My mother’s parents owned a farm near the Nooksack River downstream a few miles from Lynden. They expected their fields to be underwater for several months in the year, which they gladly traded for well-watered and fertile soil for their crops.

Their house was on stilts until they bought a parcel of high ground for their dwelling, barn, chicken coops, and machinery shed. When my mother was born during a March flood, my grandfather fetched the midwife in a row boat, a mode of transportation he knew well.

My mother’s father was born on the polders of the Netherlands and grew up in the Dutch community on Whidbey Island where he learned to live on the water. This was before the Deception Pass bridge was built. He courted my grandmother in Lynden. To visit my grandmother, he and his brother rowed across the notorious whirlpools and tidal rips of the pass. I never heard what motivated his brother, but I like to stretch the point and say that I was born to the product of a daredevils in rowboats and spring floods.

I’ve gotten emails from all over asking if my family is okay in this much publicized flood. I answer that like most longtime Whatcom County residents, we have learned to live with the fall and spring floods that arrive most years; this year’s flood is was higher than usual but not unheard of.

Lest anyone doubt, I agree that the climate is changing, but climate is averages and statistical norms; weather is the events of a single day or week. Climate change can be detected with objective answerable questions, like ‘was the average July temperature at a give spot between 1950 and 1980 the same, higher, or lower than the same average between 1980 and 2020?’ Consult the records and you have an answer.

The folks who do those calculations say climate has changed. With all the changes I’ve seen in my lifetime, I’m not surprised, and I don’t think climate change is a hoax. However, a lot of the talk I hear about climate change is, in my opinion, uninformed and not as factual as I would like it to be.
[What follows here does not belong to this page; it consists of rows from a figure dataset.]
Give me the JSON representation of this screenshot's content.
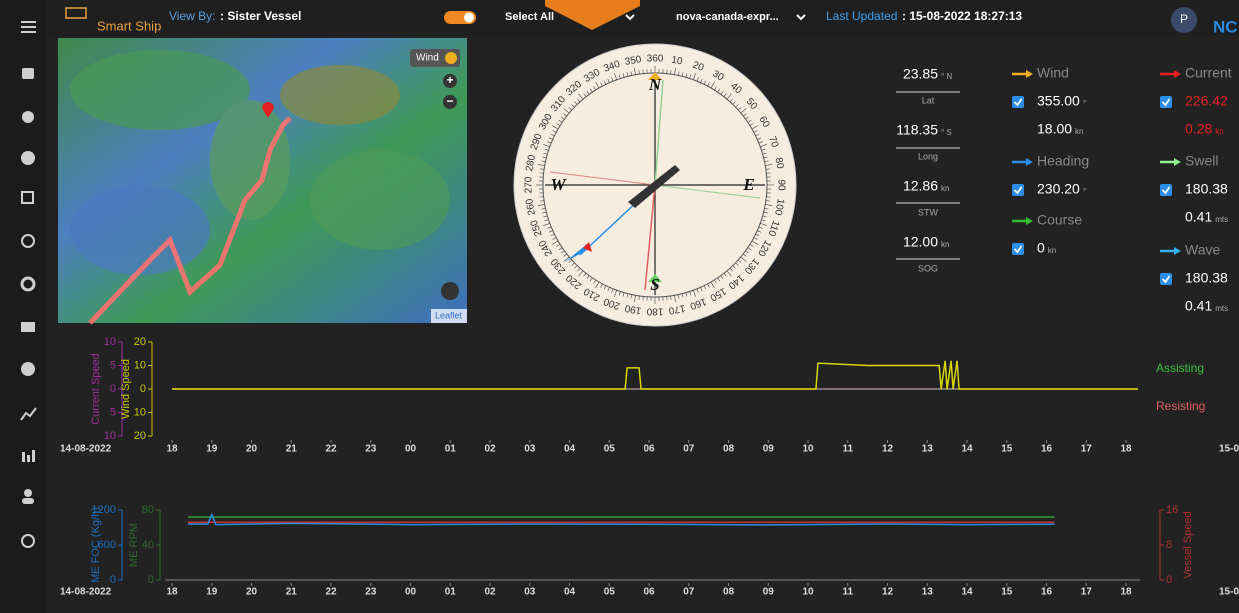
{
  "header": {
    "brand": "Smart Ship",
    "view_by_label": "View By:",
    "view_by_value": ": Sister Vessel",
    "select": "Select All",
    "vessel": "nova-canada-expr...",
    "last_updated_label": "Last Updated",
    "last_updated_value": ": 15-08-2022 18:27:13",
    "avatar": "P",
    "user": "NC"
  },
  "map": {
    "wind_button": "Wind",
    "zoom_in": "+",
    "zoom_out": "−",
    "attribution": "Leaflet"
  },
  "compass": {
    "north": "N",
    "east": "E",
    "south": "S",
    "west": "W",
    "degrees": [
      360,
      10,
      20,
      30,
      40,
      50,
      60,
      70,
      80,
      90,
      100,
      110,
      120,
      130,
      140,
      150,
      160,
      170,
      180,
      190,
      200,
      210,
      220,
      230,
      240,
      250,
      260,
      270,
      280,
      290,
      300,
      310,
      320,
      330,
      340,
      350
    ]
  },
  "position": [
    {
      "value": "23.85",
      "unit": "° N",
      "label": "Lat"
    },
    {
      "value": "118.35",
      "unit": "° S",
      "label": "Long"
    },
    {
      "value": "12.86",
      "unit": "kn",
      "label": "STW"
    },
    {
      "value": "12.00",
      "unit": "kn",
      "label": "SOG"
    }
  ],
  "readings": [
    {
      "name": "Wind",
      "color": "#f0b020",
      "lines": [
        {
          "value": "355.00",
          "unit": "°"
        },
        {
          "value": "18.00",
          "unit": "kn"
        }
      ]
    },
    {
      "name": "Heading",
      "color": "#2b8fe8",
      "lines": [
        {
          "value": "230.20",
          "unit": "°"
        }
      ]
    },
    {
      "name": "Course",
      "color": "#2ec02e",
      "lines": [
        {
          "value": "0",
          "unit": "kn"
        }
      ]
    },
    {
      "name": "Current",
      "color": "#e82020",
      "value_color": "#e82020",
      "lines": [
        {
          "value": "226.42",
          "unit": ""
        },
        {
          "value": "0.28",
          "unit": "kn"
        }
      ]
    },
    {
      "name": "Swell",
      "color": "#90f090",
      "lines": [
        {
          "value": "180.38",
          "unit": ""
        },
        {
          "value": "0.41",
          "unit": "mts"
        }
      ]
    },
    {
      "name": "Wave",
      "color": "#30b0f0",
      "lines": [
        {
          "value": "180.38",
          "unit": ""
        },
        {
          "value": "0.41",
          "unit": "mts"
        }
      ]
    }
  ],
  "charts": [
    {
      "type": "line",
      "date_label": "14-08-2022",
      "next_date_label": "15-0",
      "xlim": [
        0,
        24
      ],
      "xticks": [
        {
          "value": 0,
          "label": "18"
        },
        {
          "value": 1,
          "label": "19"
        },
        {
          "value": 2,
          "label": "20"
        },
        {
          "value": 3,
          "label": "21"
        },
        {
          "value": 4,
          "label": "22"
        },
        {
          "value": 5,
          "label": "23"
        },
        {
          "value": 6,
          "label": "00"
        },
        {
          "value": 7,
          "label": "01"
        },
        {
          "value": 8,
          "label": "02"
        },
        {
          "value": 9,
          "label": "03"
        },
        {
          "value": 10,
          "label": "04"
        },
        {
          "value": 11,
          "label": "05"
        },
        {
          "value": 12,
          "label": "06"
        },
        {
          "value": 13,
          "label": "07"
        },
        {
          "value": 14,
          "label": "08"
        },
        {
          "value": 15,
          "label": "09"
        },
        {
          "value": 16,
          "label": "10"
        },
        {
          "value": 17,
          "label": "11"
        },
        {
          "value": 18,
          "label": "12"
        },
        {
          "value": 19,
          "label": "13"
        },
        {
          "value": 20,
          "label": "14"
        },
        {
          "value": 21,
          "label": "15"
        },
        {
          "value": 22,
          "label": "16"
        },
        {
          "value": 23,
          "label": "17"
        },
        {
          "value": 24,
          "label": "18"
        }
      ],
      "axes": [
        {
          "label": "Current Speed",
          "color": "#a030a0",
          "ylim": [
            -10,
            10
          ],
          "yticks": [
            10,
            5,
            0,
            {
              "value": -5,
              "label": "5"
            },
            {
              "value": -10,
              "label": "10"
            }
          ]
        },
        {
          "label": "Wind Speed",
          "color": "#c8c800",
          "ylim": [
            -20,
            20
          ],
          "yticks": [
            20,
            10,
            0,
            {
              "value": -10,
              "label": "10"
            },
            {
              "value": -20,
              "label": "20"
            }
          ]
        }
      ],
      "series": [
        {
          "axis": 0,
          "color": "#9a8a8a",
          "x": [
            0,
            24.3
          ],
          "values": [
            0,
            0
          ]
        },
        {
          "axis": 1,
          "color": "#d8d800",
          "x": [
            0,
            11.4,
            11.45,
            11.75,
            11.8,
            16.2,
            16.25,
            17.5,
            19.3,
            19.35,
            19.45,
            19.5,
            19.6,
            19.65,
            19.75,
            19.8,
            24.3
          ],
          "values": [
            0,
            0,
            9,
            9,
            0,
            0,
            11,
            10,
            10,
            0,
            12,
            0,
            12,
            0,
            12,
            0,
            0
          ]
        }
      ],
      "legend": [
        {
          "name": "Assisting",
          "color": "#3cbf3c"
        },
        {
          "name": "Resisting",
          "color": "#e06060"
        }
      ]
    },
    {
      "type": "line",
      "date_label": "14-08-2022",
      "next_date_label": "15-0",
      "xlim": [
        0,
        24
      ],
      "xticks": [
        {
          "value": 0,
          "label": "18"
        },
        {
          "value": 1,
          "label": "19"
        },
        {
          "value": 2,
          "label": "20"
        },
        {
          "value": 3,
          "label": "21"
        },
        {
          "value": 4,
          "label": "22"
        },
        {
          "value": 5,
          "label": "23"
        },
        {
          "value": 6,
          "label": "00"
        },
        {
          "value": 7,
          "label": "01"
        },
        {
          "value": 8,
          "label": "02"
        },
        {
          "value": 9,
          "label": "03"
        },
        {
          "value": 10,
          "label": "04"
        },
        {
          "value": 11,
          "label": "05"
        },
        {
          "value": 12,
          "label": "06"
        },
        {
          "value": 13,
          "label": "07"
        },
        {
          "value": 14,
          "label": "08"
        },
        {
          "value": 15,
          "label": "09"
        },
        {
          "value": 16,
          "label": "10"
        },
        {
          "value": 17,
          "label": "11"
        },
        {
          "value": 18,
          "label": "12"
        },
        {
          "value": 19,
          "label": "13"
        },
        {
          "value": 20,
          "label": "14"
        },
        {
          "value": 21,
          "label": "15"
        },
        {
          "value": 22,
          "label": "16"
        },
        {
          "value": 23,
          "label": "17"
        },
        {
          "value": 24,
          "label": "18"
        }
      ],
      "axes": [
        {
          "label": "ME FOC (Kg/h)",
          "color": "#1e70c0",
          "ylim": [
            0,
            1200
          ],
          "yticks": [
            1200,
            600,
            0
          ]
        },
        {
          "label": "ME RPM",
          "color": "#2e6b2e",
          "ylim": [
            0,
            80
          ],
          "yticks": [
            80,
            40,
            0
          ]
        },
        {
          "label": "Vessel Speed",
          "color": "#b03030",
          "side": "right",
          "ylim": [
            0,
            16
          ],
          "yticks": [
            16,
            8,
            0
          ]
        }
      ],
      "series": [
        {
          "axis": 1,
          "color": "#2ea02e",
          "x": [
            0.4,
            22.2
          ],
          "values": [
            72,
            72
          ]
        },
        {
          "axis": 2,
          "color": "#d03030",
          "x": [
            0.4,
            22.2
          ],
          "values": [
            13.2,
            13.2
          ]
        },
        {
          "axis": 0,
          "color": "#2b8fe8",
          "x": [
            0.4,
            0.9,
            1.0,
            1.1,
            3,
            6,
            9,
            12,
            15,
            18,
            20,
            22.2
          ],
          "values": [
            960,
            960,
            1120,
            950,
            970,
            950,
            960,
            955,
            945,
            960,
            950,
            955
          ]
        }
      ]
    }
  ]
}
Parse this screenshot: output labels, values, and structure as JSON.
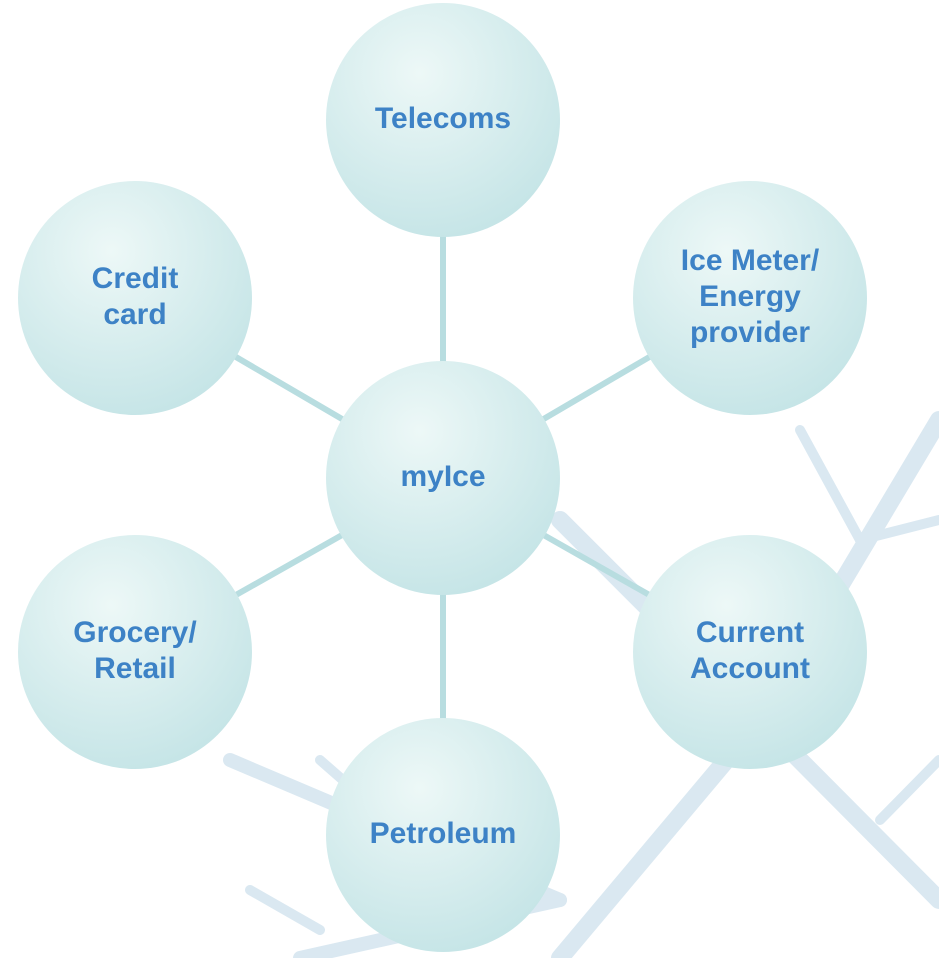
{
  "center": {
    "label_lines": [
      "myIce"
    ]
  },
  "nodes": [
    {
      "label_lines": [
        "Telecoms"
      ]
    },
    {
      "label_lines": [
        "Ice Meter/",
        "Energy",
        "provider"
      ]
    },
    {
      "label_lines": [
        "Current",
        "Account"
      ]
    },
    {
      "label_lines": [
        "Petroleum"
      ]
    },
    {
      "label_lines": [
        "Grocery/",
        "Retail"
      ]
    },
    {
      "label_lines": [
        "Credit",
        "card"
      ]
    }
  ]
}
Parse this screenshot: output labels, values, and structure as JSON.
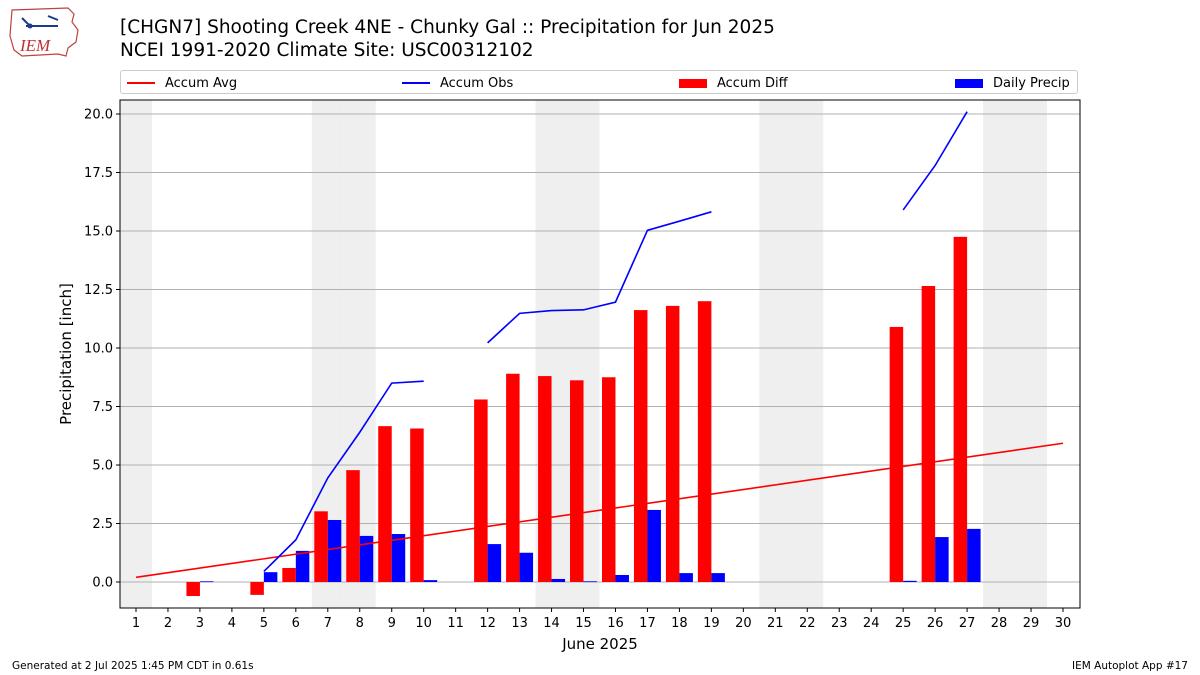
{
  "header": {
    "title_line1": "[CHGN7] Shooting Creek 4NE - Chunky Gal :: Precipitation for Jun 2025",
    "title_line2": "NCEI 1991-2020 Climate Site: USC00312102",
    "logo_text": "IEM"
  },
  "footer": {
    "left": "Generated at 2 Jul 2025 1:45 PM CDT in 0.61s",
    "right": "IEM Autoplot App #17"
  },
  "colors": {
    "avg": "#ff0000",
    "obs": "#0000ff",
    "diff": "#ff0000",
    "daily": "#0000ff",
    "weekend": "#efefef",
    "grid": "#b0b0b0"
  },
  "chart_data": {
    "type": "bar",
    "xlabel": "June 2025",
    "ylabel": "Precipitation [inch]",
    "xlim": [
      1,
      30
    ],
    "ylim": [
      -1.1,
      20.6
    ],
    "yticks": [
      0.0,
      2.5,
      5.0,
      7.5,
      10.0,
      12.5,
      15.0,
      17.5,
      20.0
    ],
    "ytick_labels": [
      "0.0",
      "2.5",
      "5.0",
      "7.5",
      "10.0",
      "12.5",
      "15.0",
      "17.5",
      "20.0"
    ],
    "days": [
      1,
      2,
      3,
      4,
      5,
      6,
      7,
      8,
      9,
      10,
      11,
      12,
      13,
      14,
      15,
      16,
      17,
      18,
      19,
      20,
      21,
      22,
      23,
      24,
      25,
      26,
      27,
      28,
      29,
      30
    ],
    "grid": "horizontal",
    "legend_position": "top",
    "shaded_days": [
      1,
      7,
      8,
      14,
      15,
      21,
      22,
      28,
      29
    ],
    "legend": [
      "Accum Avg",
      "Accum Obs",
      "Accum Diff",
      "Daily Precip"
    ],
    "series": [
      {
        "name": "Accum Avg",
        "kind": "line",
        "color": "#ff0000",
        "x": [
          1,
          30
        ],
        "values": [
          0.2,
          5.93
        ]
      },
      {
        "name": "Accum Obs",
        "kind": "line",
        "color": "#0000ff",
        "segments": [
          {
            "x": [
              5,
              6,
              7,
              8,
              9,
              10
            ],
            "values": [
              0.45,
              1.8,
              4.45,
              6.4,
              8.5,
              8.58
            ]
          },
          {
            "x": [
              12,
              13,
              14,
              15,
              16,
              17,
              18,
              19
            ],
            "values": [
              10.22,
              11.48,
              11.6,
              11.63,
              11.96,
              15.03,
              15.42,
              15.82
            ]
          },
          {
            "x": [
              25,
              26,
              27
            ],
            "values": [
              15.9,
              17.8,
              20.1
            ]
          }
        ]
      },
      {
        "name": "Accum Diff",
        "kind": "bar",
        "color": "#ff0000",
        "x": [
          3,
          5,
          6,
          7,
          8,
          9,
          10,
          12,
          13,
          14,
          15,
          16,
          17,
          18,
          19,
          25,
          26,
          27
        ],
        "values": [
          -0.6,
          -0.55,
          0.6,
          3.02,
          4.78,
          6.66,
          6.56,
          7.8,
          8.9,
          8.8,
          8.62,
          8.75,
          11.62,
          11.8,
          12.0,
          10.9,
          12.65,
          14.75
        ]
      },
      {
        "name": "Daily Precip",
        "kind": "bar",
        "color": "#0000ff",
        "x": [
          3,
          5,
          6,
          7,
          8,
          9,
          10,
          12,
          13,
          14,
          15,
          16,
          17,
          18,
          19,
          25,
          26,
          27
        ],
        "values": [
          0.03,
          0.42,
          1.33,
          2.65,
          1.97,
          2.05,
          0.08,
          1.62,
          1.25,
          0.13,
          0.03,
          0.3,
          3.08,
          0.38,
          0.38,
          0.05,
          1.92,
          2.27
        ]
      }
    ]
  }
}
We should all feel sorry for the sufferings of those driven out of their homes by the floods and do whatever we can to help, but I still enjoyed the weather this week: heavy rain splatting in my face and rising waters revealing the contours of the earth in ways that are unseen on lesser days.

The weather service predicts the atmospheric river will return for a reenactment next week. The meteorologists know more than I do, but this morning, looking at the sky and the mountain, I have doubts.

We’ll see. I’m used to being proven wrong.